Unlike most canned vegetables, which just need to be heated to be edible, potatoes aren’t fully cooked, and will be nasty if you don’t attend to that detail. They need to be cooked for at least ten or fifteen minutes. I still don’t really care for them just heated and dressed, but they are good in many dishes and are delicious fried.
Start with a can of potatoes. Duh, but the should be sliced, not whole. Diced will also work nicely, but they’re hard to find. Also pay attention to the quality of your canned goods. Name brand or a store variety you trust, because they are one of those things that the quality of the brand can vary enormously in. I like Wegmans. Aldi is also usually fine, although on the potatoes, I prefer Wegmans. I believe this can cost seventy-nine cents.
Open and drain. Some people will rinse them and pat them dry with a paper towel, but I don’t bother. Get out a frying pan and melt about a tablespoon of butter in it. Corn oil would work too. A proponent of a nineteenth or very early twentieth century lifestyle might use lard, but I don’t recommend that. Fry for ten or fifteen minutes, until golden brown, and sprinkle with pepper while cooking.
I served these with breakfast sausage (from the fresh case, not frozen) cooked in the slow cooker on high for about two hours. They will brown, and you can just throw them in there and forget ’em until it’s time to cook the potatoes.

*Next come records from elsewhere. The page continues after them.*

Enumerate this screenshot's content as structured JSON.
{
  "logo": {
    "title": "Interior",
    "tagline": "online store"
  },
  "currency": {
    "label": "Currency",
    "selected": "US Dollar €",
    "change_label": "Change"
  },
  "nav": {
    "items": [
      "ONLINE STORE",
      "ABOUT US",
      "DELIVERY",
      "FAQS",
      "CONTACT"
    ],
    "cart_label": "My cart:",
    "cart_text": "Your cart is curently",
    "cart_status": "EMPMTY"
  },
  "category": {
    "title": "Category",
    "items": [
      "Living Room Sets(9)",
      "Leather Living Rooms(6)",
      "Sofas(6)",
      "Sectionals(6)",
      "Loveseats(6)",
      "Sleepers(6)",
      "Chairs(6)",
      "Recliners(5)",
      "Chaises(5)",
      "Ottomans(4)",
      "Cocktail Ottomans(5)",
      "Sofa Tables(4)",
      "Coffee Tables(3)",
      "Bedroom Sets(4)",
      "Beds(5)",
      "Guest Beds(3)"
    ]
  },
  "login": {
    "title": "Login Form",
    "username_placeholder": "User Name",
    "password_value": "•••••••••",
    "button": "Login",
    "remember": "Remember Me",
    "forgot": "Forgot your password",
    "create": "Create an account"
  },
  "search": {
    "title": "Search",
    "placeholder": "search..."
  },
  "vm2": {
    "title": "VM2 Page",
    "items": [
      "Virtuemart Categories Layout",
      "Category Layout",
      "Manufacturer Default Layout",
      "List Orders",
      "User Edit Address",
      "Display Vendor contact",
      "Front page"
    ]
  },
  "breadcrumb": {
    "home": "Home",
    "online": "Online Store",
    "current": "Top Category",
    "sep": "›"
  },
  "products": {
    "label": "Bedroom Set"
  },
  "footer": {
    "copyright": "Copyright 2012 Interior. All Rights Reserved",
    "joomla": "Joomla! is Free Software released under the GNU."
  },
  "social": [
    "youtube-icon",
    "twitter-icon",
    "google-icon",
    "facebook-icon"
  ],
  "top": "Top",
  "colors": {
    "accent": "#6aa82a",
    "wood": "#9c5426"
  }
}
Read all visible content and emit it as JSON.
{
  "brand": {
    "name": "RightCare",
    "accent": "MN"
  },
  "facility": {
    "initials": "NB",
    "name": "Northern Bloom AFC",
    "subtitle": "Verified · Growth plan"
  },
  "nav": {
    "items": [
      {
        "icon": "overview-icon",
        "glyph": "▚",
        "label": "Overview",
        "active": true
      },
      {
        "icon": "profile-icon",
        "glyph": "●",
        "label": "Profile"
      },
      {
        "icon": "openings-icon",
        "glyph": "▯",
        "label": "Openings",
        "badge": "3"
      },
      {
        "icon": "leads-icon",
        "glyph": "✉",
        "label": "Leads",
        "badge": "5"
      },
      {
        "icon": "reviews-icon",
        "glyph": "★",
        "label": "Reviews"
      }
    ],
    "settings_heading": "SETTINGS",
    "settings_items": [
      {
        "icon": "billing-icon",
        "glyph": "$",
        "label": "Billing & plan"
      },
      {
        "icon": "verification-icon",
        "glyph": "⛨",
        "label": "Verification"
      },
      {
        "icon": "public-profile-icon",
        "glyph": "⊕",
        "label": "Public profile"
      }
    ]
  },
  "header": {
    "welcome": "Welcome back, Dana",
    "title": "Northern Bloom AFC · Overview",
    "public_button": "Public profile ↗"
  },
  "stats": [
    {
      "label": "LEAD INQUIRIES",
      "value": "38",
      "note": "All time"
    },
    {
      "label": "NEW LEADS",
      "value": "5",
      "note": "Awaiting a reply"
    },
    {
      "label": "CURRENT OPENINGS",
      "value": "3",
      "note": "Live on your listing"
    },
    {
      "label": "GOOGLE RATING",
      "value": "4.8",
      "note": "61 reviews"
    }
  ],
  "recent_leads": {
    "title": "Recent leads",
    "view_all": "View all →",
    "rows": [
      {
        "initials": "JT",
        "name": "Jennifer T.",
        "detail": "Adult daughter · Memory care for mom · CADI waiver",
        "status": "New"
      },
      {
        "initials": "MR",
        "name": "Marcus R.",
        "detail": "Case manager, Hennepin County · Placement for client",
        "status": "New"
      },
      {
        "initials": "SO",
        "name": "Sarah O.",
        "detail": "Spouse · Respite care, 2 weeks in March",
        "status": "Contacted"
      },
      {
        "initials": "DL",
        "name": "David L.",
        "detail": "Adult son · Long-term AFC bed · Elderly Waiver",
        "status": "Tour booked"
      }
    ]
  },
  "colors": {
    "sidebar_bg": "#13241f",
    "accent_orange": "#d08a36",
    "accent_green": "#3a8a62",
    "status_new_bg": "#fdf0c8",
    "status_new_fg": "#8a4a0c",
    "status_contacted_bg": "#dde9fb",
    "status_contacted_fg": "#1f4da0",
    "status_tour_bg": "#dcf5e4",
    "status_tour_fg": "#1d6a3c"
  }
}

This was for a late breakfast/early lunch. It would work well as a weekend meal for a lot of families. In our case, Dad’s retired and I work from home during the week (I’m a novelist and I have a retail job on weekends) so it’s more of a weekday groove for us.
I served it with an apricot strip. This one was purchased.We’re not discussing what it cost, but it’s fairly easy to make something similar with refrigerated dough and canned apricots (that’ll be another post). You could also serve this with fruit salad, or fried eggs, or both.